The historian Dr Éamon Phoenix spoke about a number of ‘Ulster’s political misfits’ last night in a fascinating talk at Bangor library. He outlined the lives of forgotten figures from history such as Sir Denis Henry, a leading barrister of his day who became the first, and so far only, Member of Parliament who was a Catholic and a unionist.
There was R. J. Armour, a Presbyterian minister whose dissenting faith and anti-landlordism led to his conversion to Home Rule, sharing John Redmond’s vision of a self-governing Ireland within the Empire. He even organised a Home Rule rally in his native Ballymoney.
And another Presbyterian minister, the Reverend Dr J. A. H. Irwin, who having never mentioned politics in the pulpit took leave from his congregation in Killead, County Antrim in the early 1920s, ostensibly on an extended holiday, to visit the United States on a speaking tour with none other than Éamon de Valera. The two men became good friends and regularly had tea together after Irwin became minister in Lucan, County Dublin, with Dev consulting him on the finer points of the 1937 constitution.

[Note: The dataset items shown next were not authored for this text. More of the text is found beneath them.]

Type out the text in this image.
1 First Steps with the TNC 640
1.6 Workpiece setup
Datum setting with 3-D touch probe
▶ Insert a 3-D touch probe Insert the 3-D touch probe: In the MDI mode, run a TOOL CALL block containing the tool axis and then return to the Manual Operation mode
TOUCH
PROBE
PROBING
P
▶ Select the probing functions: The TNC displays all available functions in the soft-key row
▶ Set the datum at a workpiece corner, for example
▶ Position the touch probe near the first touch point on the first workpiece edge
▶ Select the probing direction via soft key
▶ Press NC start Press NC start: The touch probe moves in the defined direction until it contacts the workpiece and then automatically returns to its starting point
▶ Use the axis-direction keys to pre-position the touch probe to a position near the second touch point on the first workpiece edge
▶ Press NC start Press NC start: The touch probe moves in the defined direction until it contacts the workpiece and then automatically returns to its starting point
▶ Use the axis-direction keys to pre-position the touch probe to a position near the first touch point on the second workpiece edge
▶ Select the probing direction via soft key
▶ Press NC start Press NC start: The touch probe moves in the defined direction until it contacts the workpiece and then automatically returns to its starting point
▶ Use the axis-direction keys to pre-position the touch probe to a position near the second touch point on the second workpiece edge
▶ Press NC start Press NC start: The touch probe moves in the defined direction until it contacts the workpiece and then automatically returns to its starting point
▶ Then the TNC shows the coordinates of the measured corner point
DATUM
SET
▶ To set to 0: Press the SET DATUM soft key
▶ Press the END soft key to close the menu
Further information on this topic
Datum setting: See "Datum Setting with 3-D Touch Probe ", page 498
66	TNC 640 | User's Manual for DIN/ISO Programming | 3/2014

For me the most interesting figure in the talk was the charismatic Captain Jack White (pictured). The Whites were a family of modest landed stock from Broughshane and Jack, only son of the ‘hero of Ladysmith’ Field Marshal Sir George White VC, was assured of a solid career in the army, just like his father. He saw action in the Boer War as a young officer and was awarded the Distinguished Service Order rather by accident, “having, when taken prisoner, owing to mistaking advancing Boers for British troops, and stripped, escaped from custody and run six miles, warning Colonel de Lisle, and advancing with him to relief of Major Sladen’s force,” according to the citation.
After the war he resigned his commission, disaffected with the army, and disappeared for several years teaching in Europe and working as a ranch hand in Canada before returning to Ireland in 1913. He met James Connolly and, according to Phoenix, was immediately converted to socialism. White became heavily involved with the trade union movement and along with James Larkin set up the Citizen Army. After the Rising and the execution of Connolly, White moved further left toward communism and later still joined up with anarchists in the Spanish Civil War. He finally settled with his second wife, a Catholic, back at the family home in Broughshane in 1938 and following the outbreak of war rushed to offer his services to his country. Unsurprisingly, though not to White himself, he was refused on the grounds of his political activities in the past. “But I’m not orange or green, I’m red,” he is said to have protested, genuinely puzzled by the sectarianism in his native land. He died in 1946.
So who are today’s misfits? Can we compare Armour’s Home Rule rally in Ballymoney to Jim Allister’s anti-DUP rally on Paisley territory following the European election? How about Michael Portillo, who began his career as an arch Thatcherite but later recanted on many of his right-wing views and ran for the party leadership on a socially liberal platform.
Perhaps, but they’re pale comparisons to Captain Jack White.